Drunken mumblings [OFFTROPIC]

John R. Lenton (lenton@hal.famaf.unc.edu.ar)
Wed, 30 Dec 1998 01:58:12 -0300


I have a terribly off-topic question that only surfaced in
my mind because it could float better than most of my other
questions (good grief I had *much* too much sider and junk
at the party). I have *no* idea about what I'm talkin, feel
free to ignore me, etc. It comes from an idle (i.e. slightly
pickled) brain that just caught up with all the postings on
how lousy NFS, CODA, and Co. all are.

Can a SCSI cable be used to connect computers? I mean, can a
computer be daisychained with say a hard disk? In theory at
least? Using a special card?

+---+ +---+ +---+ |
| | +-+ | | | | +--/+ |
| A |===| |==| B |====| C |===| |==/~/==|
+---+ +-+ +---+ +---+ +---+ | Space
Computer HD Computer Computer Printer | Station

Here A has a standard SCSI controller, B and C have
'whatever it takes'. A uses HD as an ordinary /dev/sda1
(say), and pushes/pulls stuff from HD as per B and C's
request. A is effectively a fileserver for B and C, and the
SCSI cable is effectively networking the machines. B and C
could even print on A's printer. Come to that, would A have
to be there? Probably, so that B and C don't muck up the HD.
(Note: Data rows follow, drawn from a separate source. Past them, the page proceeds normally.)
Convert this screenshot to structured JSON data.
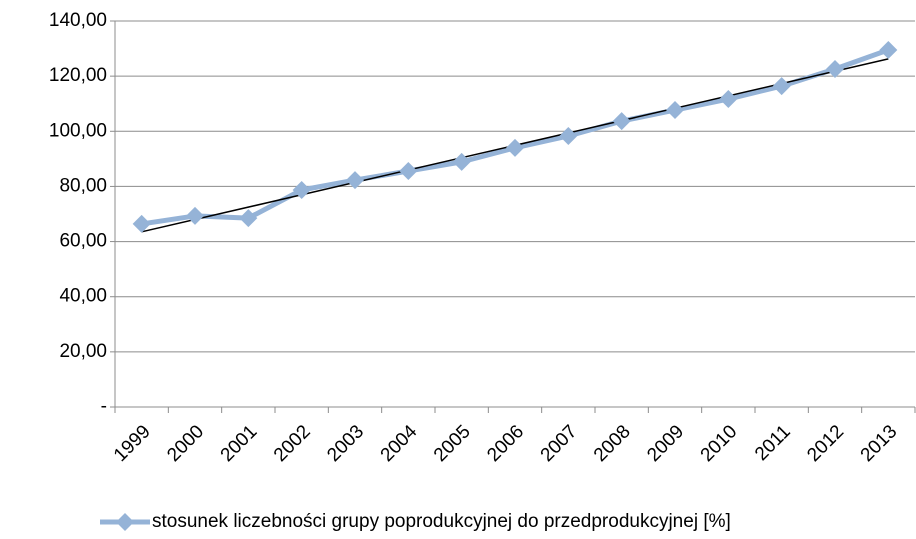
{
  "chart_data": {
    "type": "line",
    "categories": [
      "1999",
      "2000",
      "2001",
      "2002",
      "2003",
      "2004",
      "2005",
      "2006",
      "2007",
      "2008",
      "2009",
      "2010",
      "2011",
      "2012",
      "2013"
    ],
    "series": [
      {
        "name": "stosunek liczebności grupy poprodukcyjnej do przedprodukcyjnej [%]",
        "color": "#95b3d7",
        "values": [
          66.4,
          69.3,
          68.5,
          78.7,
          82.3,
          85.6,
          88.9,
          94.0,
          98.3,
          103.7,
          107.7,
          111.7,
          116.4,
          122.6,
          129.5
        ]
      }
    ],
    "trendline": true,
    "ylim": [
      0,
      140
    ],
    "yticks": [
      {
        "value": 0,
        "label": "-"
      },
      {
        "value": 20,
        "label": "20,00"
      },
      {
        "value": 40,
        "label": "40,00"
      },
      {
        "value": 60,
        "label": "60,00"
      },
      {
        "value": 80,
        "label": "80,00"
      },
      {
        "value": 100,
        "label": "100,00"
      },
      {
        "value": 120,
        "label": "120,00"
      },
      {
        "value": 140,
        "label": "140,00"
      }
    ],
    "grid": true,
    "legend": "bottom"
  }
}
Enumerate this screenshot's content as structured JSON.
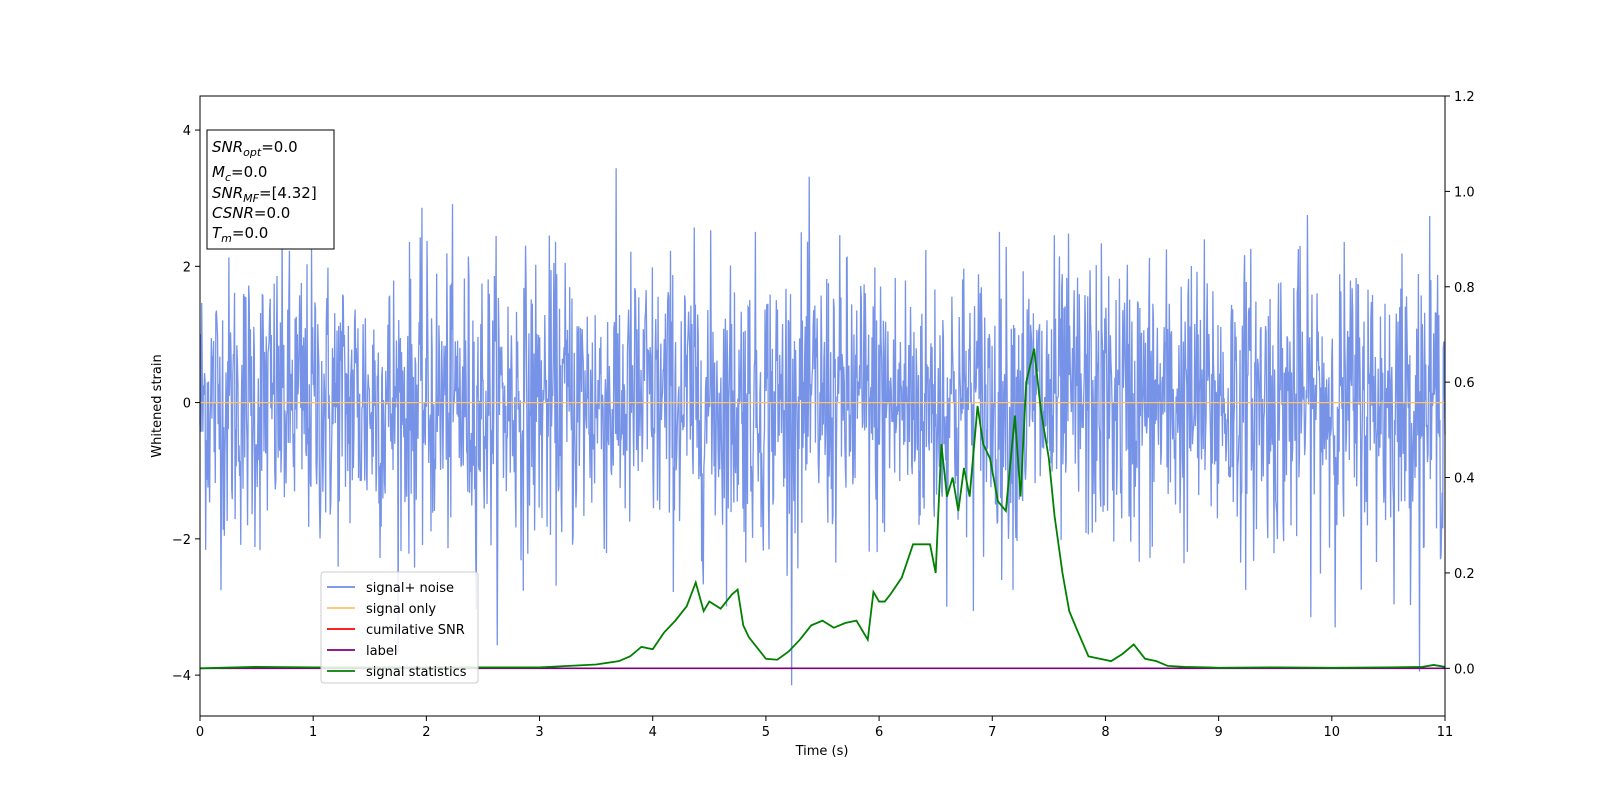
{
  "chart_data": {
    "type": "line",
    "xlabel": "Time (s)",
    "ylabel": "Whitened strain",
    "xlim": [
      0,
      11
    ],
    "ylim": [
      -4.6,
      4.5
    ],
    "y2lim": [
      -0.1,
      1.2
    ],
    "xticks": [
      "0",
      "1",
      "2",
      "3",
      "4",
      "5",
      "6",
      "7",
      "8",
      "9",
      "10",
      "11"
    ],
    "yticks": [
      "-4",
      "-2",
      "0",
      "2",
      "4"
    ],
    "y2ticks": [
      "0.0",
      "0.2",
      "0.4",
      "0.6",
      "0.8",
      "1.0",
      "1.2"
    ],
    "grid": false,
    "legend_placement": "lower-left",
    "info_box": {
      "snr_opt": {
        "main": "SNR",
        "sub": "opt",
        "value": "=0.0"
      },
      "mc": {
        "main": "M",
        "sub": "c",
        "value": "=0.0"
      },
      "snr_mf": {
        "main": "SNR",
        "sub": "MF",
        "value": "=[4.32]"
      },
      "csnr": {
        "main": "CSNR",
        "value": "=0.0"
      },
      "tm": {
        "main": "T",
        "sub": "m",
        "value": "=0.0"
      }
    },
    "series": [
      {
        "name": "signal+ noise",
        "color": "#6f8de6",
        "axis": "left",
        "description_values": "gaussian-like whitened noise, sample count ~2048 over 0-11 s",
        "noise_sigma": 1.0
      },
      {
        "name": "signal only",
        "color": "#ffc266",
        "axis": "left",
        "x": [
          0,
          11
        ],
        "y": [
          0,
          0
        ]
      },
      {
        "name": "cumilative SNR",
        "color": "#ff0000",
        "axis": "right",
        "x": [],
        "y": []
      },
      {
        "name": "label",
        "color": "#800080",
        "axis": "right",
        "x": [
          0,
          11
        ],
        "y": [
          0,
          0
        ]
      },
      {
        "name": "signal statistics",
        "color": "#008000",
        "axis": "right",
        "x": [
          0,
          0.5,
          1,
          1.5,
          2,
          2.5,
          3,
          3.5,
          3.7,
          3.8,
          3.9,
          4.0,
          4.1,
          4.2,
          4.3,
          4.38,
          4.45,
          4.5,
          4.6,
          4.7,
          4.75,
          4.8,
          4.85,
          4.9,
          5.0,
          5.1,
          5.2,
          5.3,
          5.4,
          5.5,
          5.6,
          5.7,
          5.8,
          5.9,
          5.95,
          6.0,
          6.05,
          6.1,
          6.2,
          6.3,
          6.4,
          6.45,
          6.5,
          6.55,
          6.6,
          6.65,
          6.7,
          6.75,
          6.8,
          6.87,
          6.92,
          6.98,
          7.05,
          7.12,
          7.2,
          7.25,
          7.3,
          7.37,
          7.43,
          7.5,
          7.55,
          7.62,
          7.68,
          7.75,
          7.85,
          7.95,
          8.05,
          8.15,
          8.25,
          8.35,
          8.45,
          8.55,
          8.7,
          8.9,
          9.0,
          9.5,
          10.0,
          10.5,
          10.8,
          10.9,
          11.0
        ],
        "y": [
          0,
          0.003,
          0.002,
          0.002,
          0.002,
          0.002,
          0.002,
          0.008,
          0.015,
          0.025,
          0.045,
          0.04,
          0.075,
          0.1,
          0.13,
          0.18,
          0.12,
          0.14,
          0.125,
          0.155,
          0.165,
          0.09,
          0.065,
          0.05,
          0.02,
          0.018,
          0.035,
          0.06,
          0.09,
          0.1,
          0.085,
          0.095,
          0.1,
          0.06,
          0.16,
          0.14,
          0.14,
          0.155,
          0.19,
          0.26,
          0.26,
          0.26,
          0.2,
          0.47,
          0.36,
          0.4,
          0.33,
          0.42,
          0.36,
          0.55,
          0.47,
          0.44,
          0.35,
          0.33,
          0.53,
          0.36,
          0.6,
          0.67,
          0.54,
          0.44,
          0.32,
          0.2,
          0.12,
          0.08,
          0.025,
          0.02,
          0.015,
          0.03,
          0.05,
          0.02,
          0.015,
          0.005,
          0.003,
          0.002,
          0.001,
          0.002,
          0.001,
          0.002,
          0.003,
          0.007,
          0.003
        ]
      }
    ]
  }
}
Well, but if this makes sense, isn't it the same as just
having A, B and C on a separate network (say each with two
ethernet cards, one for the whole net, and the other a
'private' net just for filesharing)? I don't know, but I
think SCSI has less overhead because it assumes all "hosts"
are "trusted", (I've never heard of a SCSI drive having to
authentify itself), plus there's only one kind of
transmission (is there? I'm totally ignorant).

I'm probably not making any sense, or if I am somebody has
done this already. Anyhow I'll regret having sent this.